The older green cluster is comprised of 36 genomes almost all of the B.4 lineage [B.4/19A], carrying [G1397A‐T28688C‐G29742T] substitutions (Eden et al., 2020). These genomes were spread across different geographical regions including as follows: Alborz (n = 2), Gilan (n = 4), Khuzestan (n = 3), Qom (n = 1), Sistan and Baluchestan (n = 3), Semnan (n = 1), South Khorasan (n = 1), Tehran (n = 18) and unknown (n = 3). This indicates that the [B.4/19A] cluster originated very early in 2020 the latest and began circulating around the country thereafter, reflecting multiple local transmissions. Additionally, there are two samples with [B/19A] lineage in this older cluster. These samples were collected back in early March, showing that in the first phase of pandemic; at least two different lineages entered into the country. The [B/19A] samples also carry the G1397A and G29742T substitutions but not T28688C.
The red cluster is comprised of nine genomes the entire [B.1.*/20A] lineage and collected after May 15, compatible with the pattern shown in Figure 1. The [B.1.*/20A] samples did not show [G1397A‐T28688C‐G29742T] substitutions but instead harboured [C241T‐C3037T‐C14408T‐A23403G] or [C241T‐C3037T‐C14408T‐A23403G‐G25563T], which are the common patterns of variant co‐occurrence of B.1 and B.1.* lineages in Europe and North America (Mercatelli & Giorgi, 2020).
3.3.2. TMRCA estimates
The TMRCA of B4 clade was estimated as 29–12–2019 with 95% highest posterior density (HPD) intervals of [03–11–2019 to 06–02–2020], considering Wuhan‐1 sample (EPI_ISL_402125) as an outgroup. Additionally, to track the appearance of [B.1.*/20A] cluster in the country, the TMRCA of the nine B.1 samples, placing all the other genomic samples in this study as outgroup was estimated. The TMRCA was 22–02–2020, with HPD intervals of [12–01–2020 to 29–03–020]. Clearly, more high‐quality B.1* genomes are required to narrow the credible interval and predict a more precise TMRCA for entry of this lineage. However, the above results still indicate that the new lineage might have been introduced separately, after the entry of B.4, and then gradually increased in the population, becoming detectable in our cohort since mid‐May.
3.3.3. Sources of SARS‐CoV‐2 entries
Subsequent analysis in the context of 216 genomes from around the world clarified the location of two main clusters among the global samples (Figure 3).

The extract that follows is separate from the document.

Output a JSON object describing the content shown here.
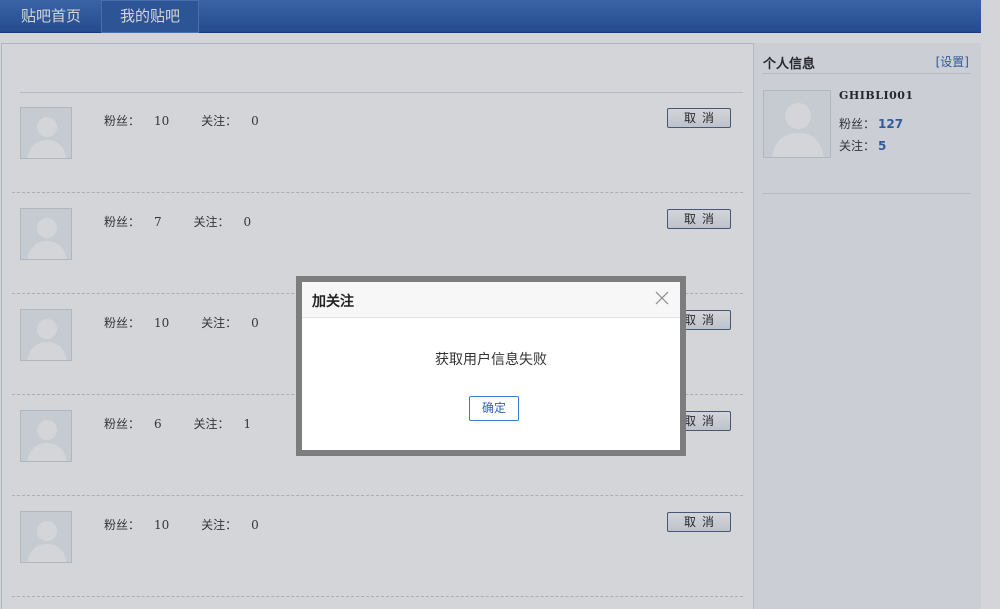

As expected, the B.4 cluster was linked to the very early samples collected in January–February and mostly in China. This supports the hypothesis of an early virus introduction to Iran and most likely from China, which is consistent with Iran's health ministry statements that the virus was brought from China by travellers (https://en.wikipedia.org/wiki/COVID‐19_pandemic_in_Iran). Interestingly, the Iranian B.4 cluster is closely linked to the two B.4 samples collected on mid‐January (19–01–2020 and 18–01–2020) in Hubei/Wuhan and Shandong/Qingdao in China (EPI_ISL_408482 and EPI_ISL_412981). This suggests that the three [G1397A‐T28688C‐G29742T] substitutions might have occurred before their introduction to Iran, subsequently becoming the major lineage and driving the epidemic in the country. Afterwards, the virus was transferred to the other countries, such as Canada, Australia and New Zealand, by travellers (Eden et al., 2020). This is now confirmed by locating five samples from these countries within the major Iranian cluster (EPI_ISL_412965, EPI_ISL_413213, EPI_ISL_412975, EPI_ISL_413214 and EPI_ISL_413490). All these five samples were collected in late February having a travel history to Iran (Figure 3, Figure 4).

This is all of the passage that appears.